A call for views opens today to hear from the universities sector on how the Teaching Excellence and Student Outcomes Framework can be maximised.
A review is being launched today (18 January) to ensure the Government’s flagship higher education rating system continues to support high quality teaching so students have the information they need to choose the best university for them.
The Teaching Excellence and Student Outcomes Framework (TEF) shines a light on higher education providers that offer excellent teaching and good student outcomes, through awards of gold, silver or bronze.
Research out today shows that he TEF has already been an important driver of quality in higher education, leading providers to invest in training schemes and develop initiatives to improve teaching standards, and that applicants are using the ratings to inform their university choices.
In order to ensure the rating system continues to be effective as it can be, Dame Shirley Pearce is leading an independent review to make sure it is fit for purpose, starting with a public call for views opening today to hear how the potential of the system can be maximised.
Universities Minister Chris Skidmore said:
As Universities Minister I want you, the experts, to take part in Dame Shirley’s call for views and to give your thoughts so the TEF can work as well as it possibly can. It is important that we maximise the potential of this system and can only do that by getting invaluable insights from the sector.
We all know that choosing a university is one of the biggest decisions that many people will make in their lives, and the information that TEF provides is helping students make the best choice for them.
Of course, this framework is just one part of the wide range of information we are making available on institutions and courses, including employability and likely earnings, to help students them make the a choice which can boost their future prospects.
The call for views will close on Friday 1 March and asks the higher education sector, students, graduates, parents, careers advisers, employers and the general public about the effectiveness of the scheme. Anyone with suggestions of how the scheme can be enhanced is urged to take part.
The current framework for the TEF aims to provide information for students and employers and to drive world-class standards and quality in higher education.
Dame Shirley will consider, among other things, whether the information used for the current rating system is appropriate, the names of the rating categories, the impact of the rating system on providers and whether it is in the public interest.
The TEF is just one measure as part of the department’s priority to drive high-quality teaching in higher education and ensure students have access to the information they need to make the best decision for their future careers. Last year the department announced a second year of pilots for the subject-level TEF rating system, which will include ‘grade inflation’ as one of the key criteria that institutions will be measured against.
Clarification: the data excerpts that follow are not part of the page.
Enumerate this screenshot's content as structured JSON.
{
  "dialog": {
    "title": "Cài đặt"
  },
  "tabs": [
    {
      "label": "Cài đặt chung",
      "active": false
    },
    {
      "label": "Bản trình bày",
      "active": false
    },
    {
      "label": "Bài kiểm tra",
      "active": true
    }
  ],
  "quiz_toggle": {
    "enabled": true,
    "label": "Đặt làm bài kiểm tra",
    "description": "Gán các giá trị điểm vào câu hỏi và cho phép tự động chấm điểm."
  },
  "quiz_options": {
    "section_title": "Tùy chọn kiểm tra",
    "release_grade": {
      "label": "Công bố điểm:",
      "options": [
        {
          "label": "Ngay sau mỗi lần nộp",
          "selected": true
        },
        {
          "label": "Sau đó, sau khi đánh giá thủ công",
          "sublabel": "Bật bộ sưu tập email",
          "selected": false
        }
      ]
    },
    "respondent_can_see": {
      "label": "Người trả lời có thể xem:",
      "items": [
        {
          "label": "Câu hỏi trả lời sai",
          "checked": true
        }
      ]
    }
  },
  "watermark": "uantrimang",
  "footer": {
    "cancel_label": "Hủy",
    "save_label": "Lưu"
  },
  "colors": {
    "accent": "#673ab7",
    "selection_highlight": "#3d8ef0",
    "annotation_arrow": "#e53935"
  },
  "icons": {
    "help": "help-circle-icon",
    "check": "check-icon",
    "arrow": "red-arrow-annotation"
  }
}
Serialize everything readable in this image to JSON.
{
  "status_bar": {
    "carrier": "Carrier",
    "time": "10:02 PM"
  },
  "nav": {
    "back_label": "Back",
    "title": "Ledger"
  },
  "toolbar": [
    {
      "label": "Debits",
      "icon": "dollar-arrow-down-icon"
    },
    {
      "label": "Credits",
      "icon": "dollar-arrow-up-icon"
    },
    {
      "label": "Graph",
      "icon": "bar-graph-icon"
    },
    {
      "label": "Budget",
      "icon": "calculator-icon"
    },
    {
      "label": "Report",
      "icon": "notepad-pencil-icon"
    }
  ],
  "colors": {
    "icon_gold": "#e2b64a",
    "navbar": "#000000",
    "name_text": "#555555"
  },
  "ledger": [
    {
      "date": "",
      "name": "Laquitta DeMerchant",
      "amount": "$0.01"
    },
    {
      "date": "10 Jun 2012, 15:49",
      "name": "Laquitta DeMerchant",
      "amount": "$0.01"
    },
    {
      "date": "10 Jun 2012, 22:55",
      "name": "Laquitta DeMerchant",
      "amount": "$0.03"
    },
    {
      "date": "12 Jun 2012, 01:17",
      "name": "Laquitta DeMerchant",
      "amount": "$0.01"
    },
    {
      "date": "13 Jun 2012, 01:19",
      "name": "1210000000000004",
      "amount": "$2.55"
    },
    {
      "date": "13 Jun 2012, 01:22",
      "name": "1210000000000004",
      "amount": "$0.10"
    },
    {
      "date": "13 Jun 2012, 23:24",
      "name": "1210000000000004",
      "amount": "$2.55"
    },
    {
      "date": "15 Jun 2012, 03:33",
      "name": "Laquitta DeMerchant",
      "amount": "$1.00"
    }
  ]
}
At the same time, the Government is improving student information and choice by increasing transparency in higher education data, publishing a wide range of data on likely earnings, employability, and teaching quality at universities.
Dame Shirley Pearce DBE said:
This independent review is an important and exciting opportunity to make recommendations to government about the future of TEF. I want these recommendations to be informed by the views of all involved in TEF providers of higher education, students, applicants as well as employers.
I hope all will respond to this Call for Views so that we can ensure your ideas are able to influence TEF’s future development.
Dame Shirley has appointed her own expert group to advise her on her review, which will conclude in summer 2019.
Alongside the launch of the review today, the Department for Education has published research, showing findings from the initial impact of the TEF on applicants and higher education providers.
The TEF was introduced in 2016 and its full impact will not yet be felt, however the research shows that it has already contributed to higher education providers driving improvements, particularly in the quality of their teaching, and for student employability.
This research will form part of the evidence base that the review will consider.